Another option from President Trump's budgets would increase the amount of time a patient must spend in an ICU prior to a LTCH stay from three to eight days in order to qualify for an exception to site-neutral payments, which would save $5 billion. A proposal from President Obama's budgets would increase IRF designation requirements by increasing the share of patients IRFs must admit that have certain conditions from 60 to 75 percent, saving $2 billion. Finally, an older Obama budget proposal would equalize payments between SNFs and IRFs for pulmonary, hip, and knee conditions, saving $1 billion.
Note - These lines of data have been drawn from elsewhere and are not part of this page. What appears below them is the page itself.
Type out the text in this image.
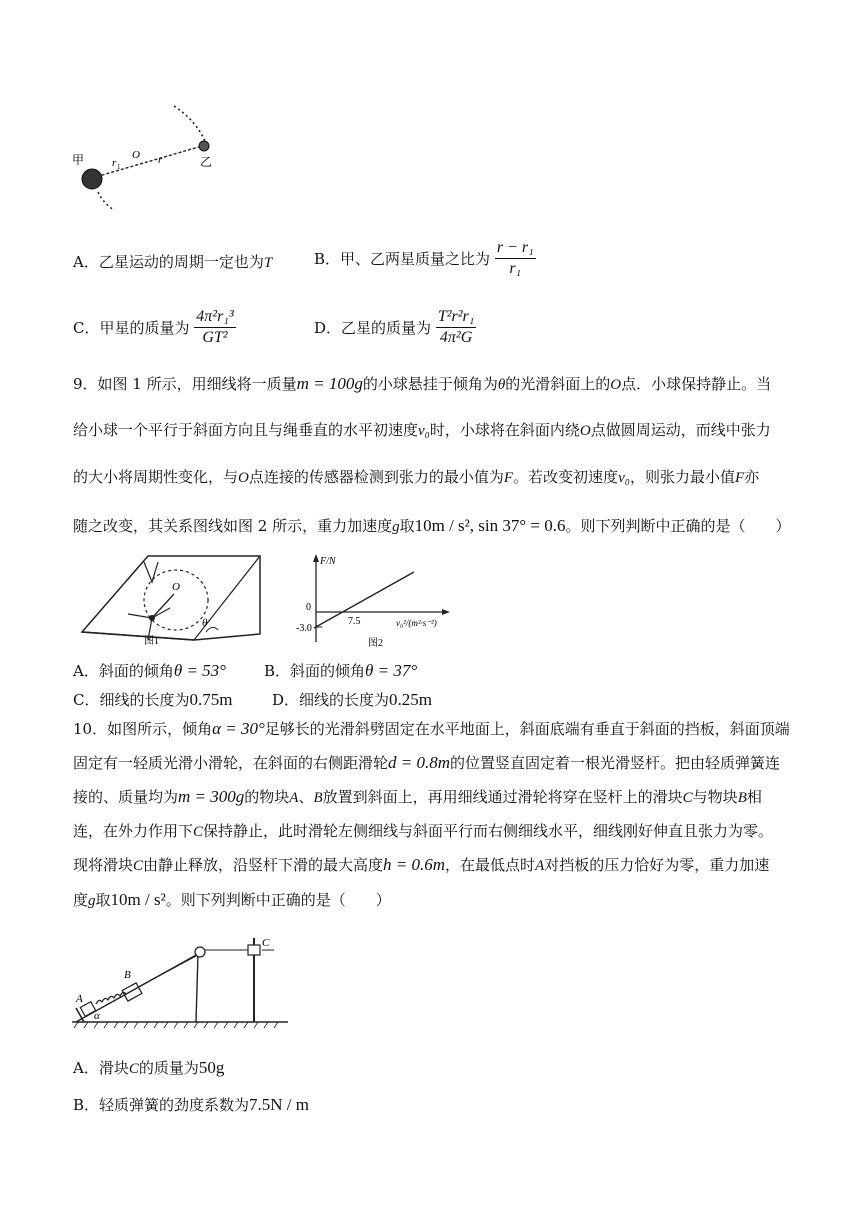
甲	乙
r 1
O r
A．乙星运动的周期一定也为T	B．甲、乙两星质量之比为 $\frac{\text{r − r₁}}{\text{r₁}}$
C．甲星的质量为 $\frac{\text{4π²r₁³}}{\text{GT²}}$	D．乙星的质量为 $\frac{\text{T²r²r₁}}{\text{4π²G}}$
9．如图 1 所示，用细线将一质量m = 100g的小球悬挂于倾角为θ的光滑斜面上的O点．小球保持静止。当
给小球一个平行于斜面方向且与绳垂直的水平初速度v₀时，小球将在斜面内绕O点做圆周运动，而线中张力
的大小将周期性变化，与O点连接的传感器检测到张力的最小值为F。若改变初速度v₀，则张力最小值F亦
随之改变，其关系图线如图 2 所示，重力加速度g取10m / s², sin 37° = 0.6。则下列判断中正确的是（　　）
O
θ
图1
F/N
0
-3.0
7.5	v₀²/(m²·s⁻²)
图2
A．斜面的倾角θ = 53°	B．斜面的倾角θ = 37°
C．细线的长度为0.75m	D．细线的长度为0.25m
10．如图所示，倾角α = 30°足够长的光滑斜劈固定在水平地面上，斜面底端有垂直于斜面的挡板，斜面顶端
固定有一轻质光滑小滑轮，在斜面的右侧距滑轮d = 0.8m的位置竖直固定着一根光滑竖杆。把由轻质弹簧连
接的、质量均为m = 300g的物块A、B放置到斜面上，再用细线通过滑轮将穿在竖杆上的滑块C与物块B相
连，在外力作用下C保持静止，此时滑轮左侧细线与斜面平行而右侧细线水平，细线刚好伸直且张力为零。
现将滑块C由静止释放，沿竖杆下滑的最大高度h = 0.6m，在最低点时A对挡板的压力恰好为零，重力加速
度g取10m / s²。则下列判断中正确的是（　　）
A
B
C
α
A．滑块C的质量为50g
B．轻质弹簧的劲度系数为7.5N / m
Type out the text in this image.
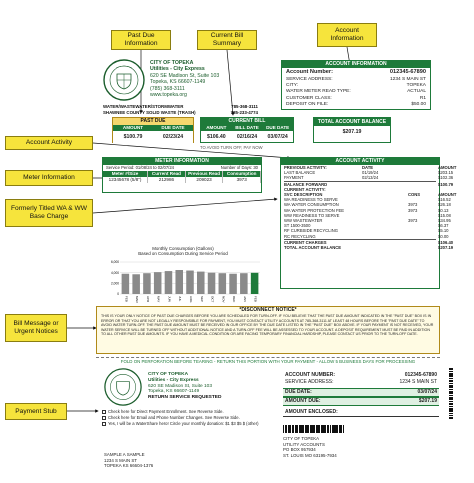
Past Due Information
Current Bill Summary
Account Information
Account Activity
Meter Information
Formerly Titled WA & WW Base Charge
Bill Message or Urgent Notices
Payment Stub
CITY OF TOPEKA
Utilities - City Express
620 SE Madison St, Suite 103
Topeka, KS 66607-1149
(785) 368-3111
www.topeka.org
WATER/WASTEWATER/STORMWATER	785-368-3111
SHAWNEE COUNTY SOLID WASTE (TRASH)	785-233-4774
PAST DUE
AMOUNT	DUE DATE
$100.79	02/23/24
CURRENT BILL
AMOUNT	BILL DATE	DUE DATE
$106.40	02/16/24	03/07/24
TOTAL ACCOUNT BALANCE
$207.19
TO AVOID TURN OFF, PAY NOW
ACCOUNT INFORMATION
Account Number:	012345-67890
SERVICE ADDRESS:	1234 S MAIN ST
CITY:	TOPEKA
WATER METER READ TYPE:	ACTUAL
CUSTOMER CLASS:	R1
DEPOSIT ON FILE:	$50.00
METER INFORMATION
Service Period: 01/08/24 to 02/07/24	Number of Days: 30
Meter #/Size	Current Read	Previous Read	Consumption
12345678 (5/8")	212986	209023	3973
Monthly Consumption (Gallons)
Based on Consumption During Service Period
6,000
4,000
2,000
0
FEB MAR APR MAY JUN JUL AUG SEP OCT NOV DEC JAN FEB
ACCOUNT ACTIVITY
PREVIOUS ACTIVITY:	DATE	AMOUNT
LAST BALANCE	01/19/24	$203.15
PAYMENT	02/13/24	$102.36
BALANCE FORWARD	$100.79
CURRENT ACTIVITY:
SVC DESCRIPTION	CONS	AMOUNT
WA READINESS TO SERVE	$16.52
WA WATER CONSUMPTION	3973	$26.18
WA WATER PROTECTION FEE	3973	$0.13
WW READINESS TO SERVE	$15.08
WW WASTEWATER	3973	$34.95
ST 1500-3500	$6.37
RF CURBSIDE RECYCLING	$5.10
RC RECYCLING	$0.00
CURRENT CHARGES	$106.40
TOTAL ACCOUNT BALANCE	$207.19
*DISCONNECT NOTICE*
THIS IS YOUR ONLY NOTICE OF PAST DUE CHARGES BEFORE YOU ARE SCHEDULED FOR TURN-OFF. IF YOU BELIEVE THAT THE PAST DUE AMOUNT INDICATED IN THE "PAST DUE" BOX IS IN ERROR OR THAT YOU ARE NOT LEGALLY RESPONSIBLE FOR PAYMENT, YOU MUST CONTACT UTILITY ACCOUNTS AT 785-368-3111 AT LEAST 48 HOURS BEFORE THE "PAST DUE DATE" TO AVOID WATER TURN-OFF. THE PAST DUE AMOUNT MUST BE RECEIVED IN OUR OFFICE BY THE DUE DATE LISTED IN THE "PAST DUE" BOX ABOVE. IF YOUR PAYMENT IS NOT RECEIVED, YOUR WATER SERVICE WILL BE TURNED OFF WITHOUT ADDITIONAL NOTICE AND A TURN-OFF FEE WILL BE ASSESSED TO YOUR ACCOUNT. A DEPOSIT REQUIREMENT MUST BE PAID IN ADDITION TO ALL OTHER PAST DUE AMOUNTS. IF YOU HAVE A MEDICAL CONDITION OR ARE FACING TEMPORARY FINANCIAL HARDSHIP, PLEASE CONTACT US PRIOR TO THE TURN-OFF DATE.
FOLD ON PERFORATION BEFORE TEARING - RETURN THIS PORTION WITH YOUR PAYMENT - ALLOW 5 BUSINESS DAYS FOR PROCESSING
CITY OF TOPEKA
Utilities - City Express
620 SE Madison St, Suite 103
Topeka, KS 66607-1149
RETURN SERVICE REQUESTED
Check here for Direct Payment Enrollment. See Reverse Side.
Check here for Email and Phone Number Changes. See Reverse Side.
Yes, I will be a WaterShare hero! Circle your monthly donation: $1 $3 $5 $ (other)
SAMPLE A SAMPLE
1234 S MAIN ST
TOPEKA KS 66604-1376
ACCOUNT NUMBER:	012345-67890
SERVICE ADDRESS:	1234 S MAIN ST
DUE DATE:	03/07/24
AMOUNT DUE:	$207.19
AMOUNT ENCLOSED:
CITY OF TOPEKA
UTILITY ACCOUNTS
PO BOX 957934
ST. LOUIS MO 63195-7934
Overall, post-acute care reforms could substantially improve the HI trust fund's financial state. For example, adopting the PAC payment reductions and unified payment system proposed by the Trump White House would extend the insolvency date by one year to 2028, close one-fifth of the ten-year solvency gap, and erase nearly 15 percent of ten-year deficits. A more comprehensive reform including that payment range, a home health co-pay and shift into Part A, and the smaller Obama and Trump proposals mentioned in the previous paragraph would also push the insolvency date to 2028, close 45 percent of the solvency gap, and erase 30 percent of ten-year deficits.

PAC HI

Reforms to Medicare PAC spending won't be large enough to prevent HI trust fund insolvency alone, but along with other options like reducing Medicare Advantage payments, they can be a significant part of the solution. With insolvency only five years away, lawmakers must get to work on HI trust fund solutions.